Final answer:
Plants with genotypes BB (homozygous dominant) and Bb (heterozygous) both produce a purple-flower phenotype due to the dominance of allele B. In incomplete dominance, RW heterozygous plants show pink flowers. Similarly, in pea plants, both YY and Yy genotypes have a yellow seed phenotype, though their genotypes are different.
Step-by-step explanation:
An example of two plants with different genotypes but the same phenotype could be in the context of flower color inheritance. For instance, if a plant species has two alleles for flower color, where purple is dominant (B) and white is recessive (b), then a plant with a genotype of BB (homozygous dominant) or Bb (heterozygous) would both exhibit the phenotype of purple flowers. This is because the dominant B allele masks the expression of the recessive b allele when they are together in a heterozygote.

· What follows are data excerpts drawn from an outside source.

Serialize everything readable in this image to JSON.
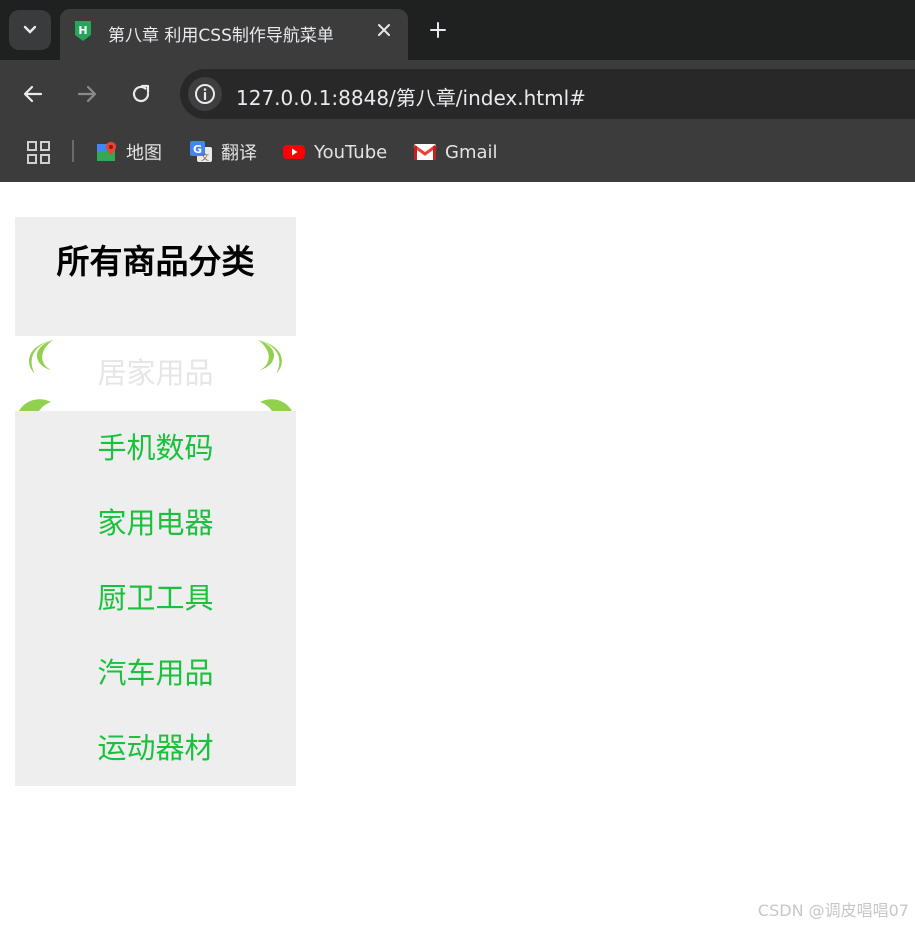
{
  "browser": {
    "tab": {
      "title": "第八章 利用CSS制作导航菜单",
      "favicon": "hbuilder-icon"
    },
    "url": "127.0.0.1:8848/第八章/index.html#",
    "bookmarks": [
      {
        "label": "地图",
        "icon": "maps-icon"
      },
      {
        "label": "翻译",
        "icon": "translate-icon"
      },
      {
        "label": "YouTube",
        "icon": "youtube-icon"
      },
      {
        "label": "Gmail",
        "icon": "gmail-icon"
      }
    ]
  },
  "page": {
    "title": "所有商品分类",
    "nav_items": [
      {
        "label": "居家用品",
        "active": true
      },
      {
        "label": "手机数码",
        "active": false
      },
      {
        "label": "家用电器",
        "active": false
      },
      {
        "label": "厨卫工具",
        "active": false
      },
      {
        "label": "汽车用品",
        "active": false
      },
      {
        "label": "运动器材",
        "active": false
      }
    ],
    "watermark": "CSDN @调皮唱唱07"
  },
  "colors": {
    "link": "#1bc13d",
    "active_text": "#e6e6e6",
    "nav_bg": "#eeeeee",
    "active_ornament": "#92d050"
  }
}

In contrast, an example of incomplete dominance could be a plant with a red allele (R) and a white allele (W) where the alleles show incomplete dominance. Here, a plant that is homozygous for the red allele (RR) will have red flowers, while a plant with a heterozygous genotype RW will have pink flowers, which is a blend of red and white phenotypes. Neither allele is completely dominant in this case.
To further clarify, Mendel's experiments with pea plants showed that the phenotype can hide the underlying genotype. For example, in pea plants, the yellow-seed allele is dominant (Y) and the green-seed allele is recessive (y). A plant with a genotype of YY (homozygous dominant) or Yy (heterozygous) would both show a phenotype of yellow seeds despite their different genotypes.